Question

A sparkling water distributor wants to make up 300 gal of sparkling water to sell for $6.00 per gallon. She wishes to mix three grades of water selling for $10.00, $1.00, and $4.50 per gallon, respectively. She must use twice as much of the $4.50 water as the $1.00 water.

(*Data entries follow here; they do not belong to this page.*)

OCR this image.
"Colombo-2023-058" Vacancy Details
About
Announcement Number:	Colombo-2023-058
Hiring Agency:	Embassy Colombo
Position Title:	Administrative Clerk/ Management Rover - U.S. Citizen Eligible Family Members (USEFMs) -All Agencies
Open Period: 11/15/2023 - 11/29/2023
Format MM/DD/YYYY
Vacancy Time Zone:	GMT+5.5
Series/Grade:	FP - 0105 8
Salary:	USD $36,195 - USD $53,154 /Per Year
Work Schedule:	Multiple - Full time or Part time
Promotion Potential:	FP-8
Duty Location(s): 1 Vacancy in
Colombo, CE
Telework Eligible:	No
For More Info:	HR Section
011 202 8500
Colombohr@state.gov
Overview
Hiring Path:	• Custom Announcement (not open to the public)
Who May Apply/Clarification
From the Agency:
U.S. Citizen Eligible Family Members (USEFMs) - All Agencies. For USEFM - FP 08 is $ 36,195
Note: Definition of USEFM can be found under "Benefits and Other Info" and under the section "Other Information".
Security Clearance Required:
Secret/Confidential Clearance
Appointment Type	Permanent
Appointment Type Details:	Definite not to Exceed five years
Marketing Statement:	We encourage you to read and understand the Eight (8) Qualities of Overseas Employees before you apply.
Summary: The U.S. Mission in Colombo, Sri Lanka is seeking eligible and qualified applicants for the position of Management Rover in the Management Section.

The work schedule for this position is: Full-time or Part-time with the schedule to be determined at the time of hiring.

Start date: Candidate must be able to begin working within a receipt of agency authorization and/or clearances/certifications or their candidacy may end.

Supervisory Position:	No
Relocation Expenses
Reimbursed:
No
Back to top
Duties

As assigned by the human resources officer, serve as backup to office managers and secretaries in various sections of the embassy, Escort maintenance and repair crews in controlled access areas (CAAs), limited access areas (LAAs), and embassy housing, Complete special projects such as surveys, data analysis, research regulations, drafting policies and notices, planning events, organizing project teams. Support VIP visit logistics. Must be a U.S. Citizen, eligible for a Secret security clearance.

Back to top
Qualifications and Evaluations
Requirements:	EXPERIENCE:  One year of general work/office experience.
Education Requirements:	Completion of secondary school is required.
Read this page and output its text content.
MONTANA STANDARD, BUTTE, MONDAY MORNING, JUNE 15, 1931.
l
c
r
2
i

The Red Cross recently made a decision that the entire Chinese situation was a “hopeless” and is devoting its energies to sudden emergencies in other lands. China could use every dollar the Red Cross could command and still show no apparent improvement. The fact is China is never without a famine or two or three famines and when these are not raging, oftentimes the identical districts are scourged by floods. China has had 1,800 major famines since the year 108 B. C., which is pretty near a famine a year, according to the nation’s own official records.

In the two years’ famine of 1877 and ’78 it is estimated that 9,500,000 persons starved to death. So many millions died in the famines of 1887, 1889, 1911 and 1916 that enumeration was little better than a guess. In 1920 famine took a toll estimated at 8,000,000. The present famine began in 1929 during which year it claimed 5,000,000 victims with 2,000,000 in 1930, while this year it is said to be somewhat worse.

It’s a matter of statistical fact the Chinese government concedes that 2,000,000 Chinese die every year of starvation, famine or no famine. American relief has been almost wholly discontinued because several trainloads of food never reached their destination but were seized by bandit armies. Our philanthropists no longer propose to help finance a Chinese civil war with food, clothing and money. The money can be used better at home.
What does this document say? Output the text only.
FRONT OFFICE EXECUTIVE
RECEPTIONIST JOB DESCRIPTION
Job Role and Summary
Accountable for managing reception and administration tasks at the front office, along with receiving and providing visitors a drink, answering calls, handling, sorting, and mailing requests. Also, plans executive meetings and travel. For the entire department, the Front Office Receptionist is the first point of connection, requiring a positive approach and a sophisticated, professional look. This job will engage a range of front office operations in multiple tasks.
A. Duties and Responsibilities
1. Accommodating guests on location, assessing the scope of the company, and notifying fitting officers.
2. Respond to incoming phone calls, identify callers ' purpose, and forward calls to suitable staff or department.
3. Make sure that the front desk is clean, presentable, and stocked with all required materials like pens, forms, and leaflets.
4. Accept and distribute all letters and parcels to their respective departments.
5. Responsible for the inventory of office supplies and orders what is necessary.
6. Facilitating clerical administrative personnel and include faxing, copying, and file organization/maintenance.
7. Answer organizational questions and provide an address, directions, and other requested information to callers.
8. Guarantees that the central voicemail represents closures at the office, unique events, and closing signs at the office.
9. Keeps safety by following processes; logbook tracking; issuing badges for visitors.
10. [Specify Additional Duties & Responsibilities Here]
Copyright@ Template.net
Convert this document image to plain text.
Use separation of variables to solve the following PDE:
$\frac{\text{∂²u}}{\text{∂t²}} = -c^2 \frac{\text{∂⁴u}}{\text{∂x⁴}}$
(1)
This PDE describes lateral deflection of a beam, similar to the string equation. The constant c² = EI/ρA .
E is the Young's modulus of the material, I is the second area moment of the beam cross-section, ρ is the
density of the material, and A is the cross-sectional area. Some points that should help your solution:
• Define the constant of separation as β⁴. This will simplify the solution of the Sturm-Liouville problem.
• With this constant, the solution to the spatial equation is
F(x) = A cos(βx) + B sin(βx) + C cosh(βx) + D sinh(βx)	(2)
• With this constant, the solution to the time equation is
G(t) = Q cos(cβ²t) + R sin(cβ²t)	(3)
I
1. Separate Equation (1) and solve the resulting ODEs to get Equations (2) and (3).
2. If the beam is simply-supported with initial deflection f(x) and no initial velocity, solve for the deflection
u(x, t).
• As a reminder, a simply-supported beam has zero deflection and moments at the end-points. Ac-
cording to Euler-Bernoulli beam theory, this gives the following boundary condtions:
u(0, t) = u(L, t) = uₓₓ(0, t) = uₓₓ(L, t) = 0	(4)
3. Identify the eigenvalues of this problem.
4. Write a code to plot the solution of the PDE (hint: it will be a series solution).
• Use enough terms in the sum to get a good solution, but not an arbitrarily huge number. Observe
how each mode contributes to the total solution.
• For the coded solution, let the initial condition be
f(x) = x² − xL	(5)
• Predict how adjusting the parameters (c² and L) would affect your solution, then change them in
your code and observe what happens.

How many gallons of each should she use?

Answer 1

Let's call x, y, and z the $10, $1, and $4.50 water respectively.

`x+y+z=300`

Because the total is 300 gallons.

"She must use twice as much of the $4.50 water as the $1.00 water" we express it like this

`z=2y`

We combine equations

`\begin{gathered} x+y+2y=300 \\ x+3y=300 \end{gathered}`

We know that we have to mix all three grades of water for $6.

`10x+y+4.5z=6(300)`

We combine the second equation with the last one

`\begin{gathered} 10x+y+4.5(2y)=1800 \\ 10x+y+9y=1800 \\ 10x+10y=1800 \\ 10(x+y)=1800 \\ x+y=(1800)/(10) \\ x+y=180 \end{gathered}`

Now, we combine the last question with x+3y = 300 to make a system

`\begin{cases}x+3y=300 \\ x+y=180\end{cases}`

We multiply the second equation by -1, then we combine the equations to solve for y

`\begin{gathered} \begin{cases}x+3y=300 \\ -x-y=-180\end{cases}\rightarrow x-x+3y-y=300-180 \\ 2y=120 \\ y=(120)/(2) \\ y=60 \end{gathered}`

This means she should use 60 gallons of the $1 water.

Then,

`\begin{gathered} x+y=180 \\ x+60=180 \\ x=180-60 \\ x=120 \end{gathered}`

She should use 120 gallons of the $10 water.

At last,

`\begin{gathered} x+y+z=300 \\ 120+60+z=300 \\ z=300-180 \\ z=120 \end{gathered}`

She should use 120 gallons of $4.50 water.